See current Saatva Classic pricing → · See Amerisleep AS3 pricing →
FAQ: 6 Questions About Mattress Recalls
How often do mattresses get recalled?
Major mattress recalls occur a few times per year on average across all brands. The frequency rose modestly between 2023 and 2025 as CPSC stepped up enforcement of 16 CFR Part 1633 against imported and white-label products. Established premium brands (Tempur Sealy, Serta, Saatva, Amerisleep) have not had major recalls in recent years.
Is the Avenco/Novilla recall still active?
Yes, as of May 2026. The remedy is a free fitted cover from the manufacturer to bring the mattress into compliance with the federal flammability standard. CPSC recall ID 10462. Owners of the five affected model numbers should contact Avenco or Novilla customer service.
Are Saatva and Amerisleep ever recalled?
No major recalls on record for either brand as of May 2026. Both maintain CertiPUR-US foam certification; Amerisleep additionally carries GREENGUARD Gold. Both manufacture domestically with documented supply chains.
What about Casper, Purple, Helix, and Bear?
All four have clean recall records as of May 2026. None have been subject to formal CPSC recall actions on their mattress products.
What if my mattress is too old to find a law tag?
Older mattresses sometimes have illegible or removed law tags. In that case, the safest assumption is to replace the mattress, both for safety and for ordinary lifecycle reasons (ISPA recommends replacement at 7 to 10 years; some sources suggest 5 to 7 for higher-use households).
Can I trust mattresses sold on Amazon?
Mixed answer. Established brands sold via Amazon (Tuft & Needle, Linenspa, Zinus) have the same safety profile as their direct-to-consumer channels. Lower-cost private-label products sold via Amazon-only listings carry higher recall risk — the UBBCARE play yard mattress recall is the recent example. Look for brand transparency, US manufacturing, CertiPUR-US foam certification, and meaningful warranty terms before buying low-cost mattresses through marketplaces.

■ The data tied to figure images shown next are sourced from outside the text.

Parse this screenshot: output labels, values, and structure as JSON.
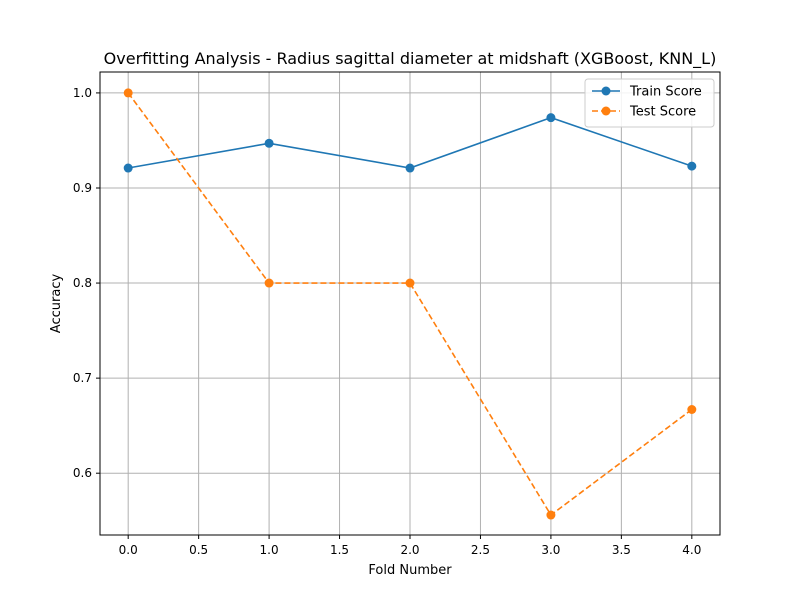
{
  "chart_data": {
    "type": "line",
    "title": "Overfitting Analysis - Radius sagittal diameter at midshaft (XGBoost, KNN_L)",
    "xlabel": "Fold Number",
    "ylabel": "Accuracy",
    "xlim": [
      -0.2,
      4.2
    ],
    "ylim": [
      0.535,
      1.022
    ],
    "x_ticks": [
      0.0,
      0.5,
      1.0,
      1.5,
      2.0,
      2.5,
      3.0,
      3.5,
      4.0
    ],
    "x_tick_labels": [
      "0.0",
      "0.5",
      "1.0",
      "1.5",
      "2.0",
      "2.5",
      "3.0",
      "3.5",
      "4.0"
    ],
    "y_ticks": [
      0.6,
      0.7,
      0.8,
      0.9,
      1.0
    ],
    "y_tick_labels": [
      "0.6",
      "0.7",
      "0.8",
      "0.9",
      "1.0"
    ],
    "grid": true,
    "legend_position": "top-right",
    "x": [
      0,
      1,
      2,
      3,
      4
    ],
    "series": [
      {
        "name": "Train Score",
        "values": [
          0.921,
          0.947,
          0.921,
          0.974,
          0.923
        ],
        "color": "#1f77b4",
        "line_style": "solid",
        "marker": "circle"
      },
      {
        "name": "Test Score",
        "values": [
          1.0,
          0.8,
          0.8,
          0.556,
          0.667
        ],
        "color": "#ff7f0e",
        "line_style": "dashed",
        "marker": "circle"
      }
    ]
  }
}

Update Cadence + Next Refresh
This tracker is updated monthly against the CPSC recall database. The next scheduled refresh is the first week of each month, with priority updates whenever a new mattress or bedding recall is announced.
Refresh checklist:
- Pull new recall notices from cpsc.gov/recalls filtered for "mattress" and "bedding" categories
- Verify status of currently listed active recalls (resolved vs ongoing)

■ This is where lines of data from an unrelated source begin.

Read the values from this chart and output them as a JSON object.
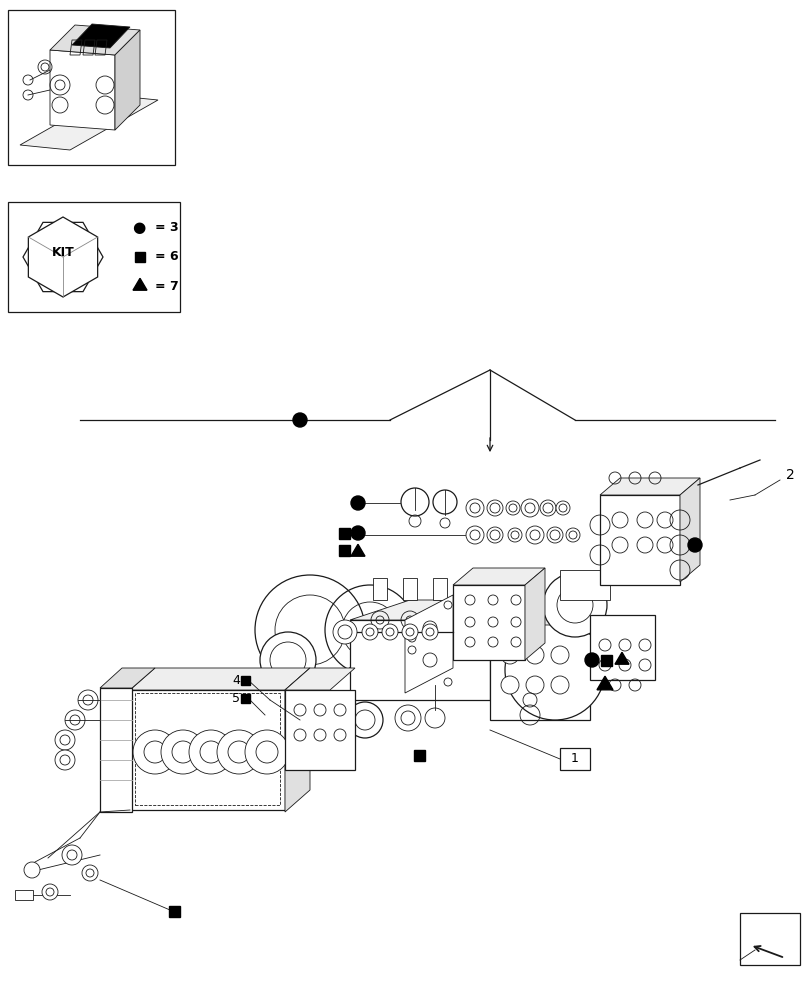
{
  "bg_color": "#ffffff",
  "line_color": "#1a1a1a",
  "fig_width": 8.12,
  "fig_height": 10.0,
  "dpi": 100,
  "lw_thin": 0.6,
  "lw_med": 0.9,
  "lw_thick": 1.3
}
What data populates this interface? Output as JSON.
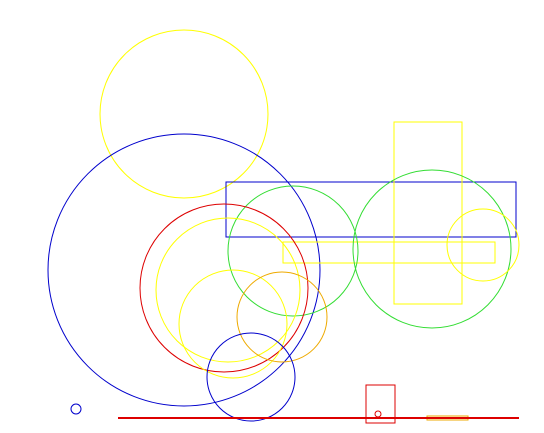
{
  "colors": {
    "background": "#ffffff",
    "yellow": "#ffff00",
    "blue": "#0000cc",
    "red": "#dd0000",
    "green": "#33dd33",
    "orange": "#eeaa00"
  }
}
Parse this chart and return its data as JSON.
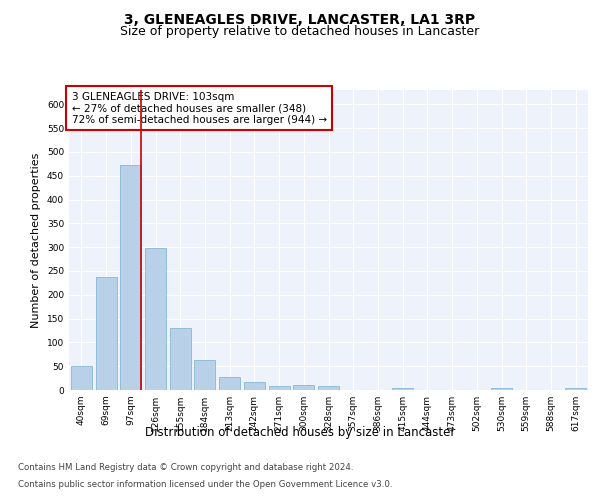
{
  "title1": "3, GLENEAGLES DRIVE, LANCASTER, LA1 3RP",
  "title2": "Size of property relative to detached houses in Lancaster",
  "xlabel": "Distribution of detached houses by size in Lancaster",
  "ylabel": "Number of detached properties",
  "categories": [
    "40sqm",
    "69sqm",
    "97sqm",
    "126sqm",
    "155sqm",
    "184sqm",
    "213sqm",
    "242sqm",
    "271sqm",
    "300sqm",
    "328sqm",
    "357sqm",
    "386sqm",
    "415sqm",
    "444sqm",
    "473sqm",
    "502sqm",
    "530sqm",
    "559sqm",
    "588sqm",
    "617sqm"
  ],
  "values": [
    50,
    237,
    472,
    298,
    130,
    62,
    28,
    16,
    9,
    10,
    8,
    0,
    0,
    5,
    0,
    0,
    0,
    5,
    0,
    0,
    5
  ],
  "bar_color": "#b8d0e8",
  "bar_edge_color": "#7aafd4",
  "vline_color": "#cc0000",
  "vline_bar_index": 2,
  "annotation_line1": "3 GLENEAGLES DRIVE: 103sqm",
  "annotation_line2": "← 27% of detached houses are smaller (348)",
  "annotation_line3": "72% of semi-detached houses are larger (944) →",
  "annotation_box_facecolor": "white",
  "annotation_box_edgecolor": "#cc0000",
  "ylim": [
    0,
    630
  ],
  "yticks": [
    0,
    50,
    100,
    150,
    200,
    250,
    300,
    350,
    400,
    450,
    500,
    550,
    600
  ],
  "background_color": "#eef2fa",
  "grid_color": "white",
  "footer_line1": "Contains HM Land Registry data © Crown copyright and database right 2024.",
  "footer_line2": "Contains public sector information licensed under the Open Government Licence v3.0.",
  "title1_fontsize": 10,
  "title2_fontsize": 9,
  "ylabel_fontsize": 8,
  "xlabel_fontsize": 8.5,
  "tick_fontsize": 6.5,
  "annotation_fontsize": 7.5,
  "footer_fontsize": 6.2
}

- Update brand-status table if any new recall actions are taken against listed brands
- Update "last reviewed" date at the bottom of this page
To get recall notices the same day they are published, subscribe to CPSC email alerts directly at cpsc.gov. This tracker is a convenience reference, not a substitute for the federal database.
Editorial Trust + Sources
This tracker is compiled from publicly available CPSC recall notices, Sleepopolis recall tracker cross-references, and direct brand statements. It is not a substitute for the official CPSC database at cpsc.gov/recalls. If a recall affects a product in your home, follow the manufacturer's remedy instructions and the CPSC's official notice rather than this page.
Primary sources:
- Consumer Product Safety Commission. cpsc.gov/recalls and saferproducts.gov. Accessed May 2026.

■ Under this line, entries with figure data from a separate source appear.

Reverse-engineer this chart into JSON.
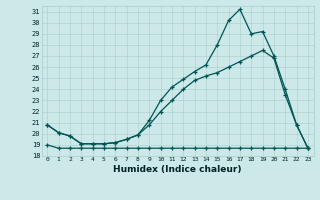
{
  "title": "",
  "xlabel": "Humidex (Indice chaleur)",
  "ylabel": "",
  "bg_color": "#cce8e8",
  "grid_color": "#aacccc",
  "line_color": "#005555",
  "xlim": [
    -0.5,
    23.5
  ],
  "ylim": [
    18,
    31.5
  ],
  "yticks": [
    18,
    19,
    20,
    21,
    22,
    23,
    24,
    25,
    26,
    27,
    28,
    29,
    30,
    31
  ],
  "xticks": [
    0,
    1,
    2,
    3,
    4,
    5,
    6,
    7,
    8,
    9,
    10,
    11,
    12,
    13,
    14,
    15,
    16,
    17,
    18,
    19,
    20,
    21,
    22,
    23
  ],
  "series1_x": [
    0,
    1,
    2,
    3,
    4,
    5,
    6,
    7,
    8,
    9,
    10,
    11,
    12,
    13,
    14,
    15,
    16,
    17,
    18,
    19,
    20,
    21,
    22,
    23
  ],
  "series1_y": [
    19.0,
    18.7,
    18.7,
    18.7,
    18.7,
    18.7,
    18.7,
    18.7,
    18.7,
    18.7,
    18.7,
    18.7,
    18.7,
    18.7,
    18.7,
    18.7,
    18.7,
    18.7,
    18.7,
    18.7,
    18.7,
    18.7,
    18.7,
    18.7
  ],
  "series2_x": [
    0,
    1,
    2,
    3,
    4,
    5,
    6,
    7,
    8,
    9,
    10,
    11,
    12,
    13,
    14,
    15,
    16,
    17,
    18,
    19,
    20,
    21,
    22,
    23
  ],
  "series2_y": [
    20.8,
    20.1,
    19.8,
    19.1,
    19.1,
    19.1,
    19.2,
    19.5,
    19.9,
    20.8,
    22.0,
    23.0,
    24.0,
    24.8,
    25.2,
    25.5,
    26.0,
    26.5,
    27.0,
    27.5,
    26.8,
    23.5,
    20.8,
    18.7
  ],
  "series3_x": [
    0,
    1,
    2,
    3,
    4,
    5,
    6,
    7,
    8,
    9,
    10,
    11,
    12,
    13,
    14,
    15,
    16,
    17,
    18,
    19,
    20,
    21,
    22,
    23
  ],
  "series3_y": [
    20.8,
    20.1,
    19.8,
    19.1,
    19.1,
    19.1,
    19.2,
    19.5,
    19.9,
    21.2,
    23.0,
    24.2,
    24.9,
    25.6,
    26.2,
    28.0,
    30.2,
    31.2,
    29.0,
    29.2,
    27.0,
    24.0,
    20.8,
    18.7
  ],
  "marker": "+",
  "markersize": 3,
  "linewidth": 0.9,
  "markeredgewidth": 0.9
}
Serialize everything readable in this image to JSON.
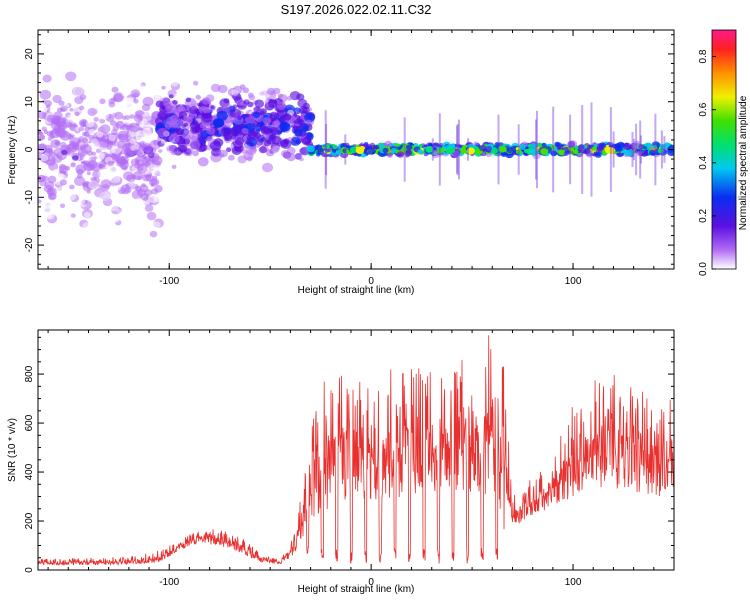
{
  "title": "S197.2026.022.02.11.C32",
  "chart_data": [
    {
      "type": "heatmap",
      "name": "spectrogram",
      "xlabel": "Height of straight line (km)",
      "ylabel": "Frequency (Hz)",
      "xlim": [
        -165,
        150
      ],
      "ylim": [
        -25,
        25
      ],
      "xticks": [
        -100,
        0,
        100
      ],
      "yticks": [
        -20,
        -10,
        0,
        10,
        20
      ],
      "colorbar": {
        "label": "Normalized spectral amplitude",
        "range": [
          0.0,
          0.9
        ],
        "ticks": [
          0.0,
          0.2,
          0.4,
          0.6,
          0.8
        ],
        "colormap": "rainbow-reversed"
      },
      "regions": [
        {
          "x_range": [
            -165,
            -105
          ],
          "freq_center": 0,
          "freq_spread": 22,
          "amplitude": 0.12
        },
        {
          "x_range": [
            -105,
            -30
          ],
          "freq_center": 5,
          "freq_spread": 10,
          "amplitude": 0.25
        },
        {
          "x_range": [
            -30,
            150
          ],
          "freq_center": 0,
          "freq_spread": 1.5,
          "amplitude": 0.55
        }
      ]
    },
    {
      "type": "line",
      "name": "snr",
      "xlabel": "Height of straight line (km)",
      "ylabel": "SNR (10 * v/v)",
      "xlim": [
        -165,
        150
      ],
      "ylim": [
        0,
        980
      ],
      "xticks": [
        -100,
        0,
        100
      ],
      "yticks": [
        0,
        200,
        400,
        600,
        800
      ],
      "series_color": "#e8302f",
      "envelope": {
        "x": [
          -165,
          -140,
          -120,
          -105,
          -95,
          -85,
          -75,
          -65,
          -55,
          -45,
          -38,
          -33,
          -28,
          -20,
          -10,
          0,
          10,
          20,
          30,
          40,
          50,
          60,
          66,
          70,
          80,
          90,
          100,
          110,
          120,
          130,
          140,
          150
        ],
        "baseline": [
          20,
          20,
          22,
          30,
          80,
          110,
          100,
          70,
          30,
          25,
          60,
          150,
          200,
          250,
          300,
          280,
          290,
          300,
          320,
          320,
          310,
          300,
          140,
          180,
          220,
          250,
          300,
          340,
          330,
          320,
          300,
          260
        ],
        "peak": [
          45,
          50,
          55,
          80,
          130,
          160,
          170,
          140,
          70,
          40,
          150,
          400,
          700,
          860,
          800,
          780,
          820,
          840,
          860,
          860,
          880,
          980,
          820,
          300,
          380,
          450,
          700,
          780,
          800,
          760,
          700,
          700
        ]
      }
    }
  ]
}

- Sleepopolis. "Recalled Sleep Products and Lawsuits." March 2026.
- Code of Federal Regulations: 16 CFR Part 1632 (smoldering ignition) and 16 CFR Part 1633 (open-flame ignition).
- Consumer Product Safety Improvement Act (CPSIA), 2008 as amended.
- American Academy of Pediatrics safe-sleep guidelines.
- International Sleep Products Association (ISPA) replacement guidance.
Last reviewed May 2026. Next scheduled refresh: first week of June 2026. For urgent recall information, always check cpsc.gov directly.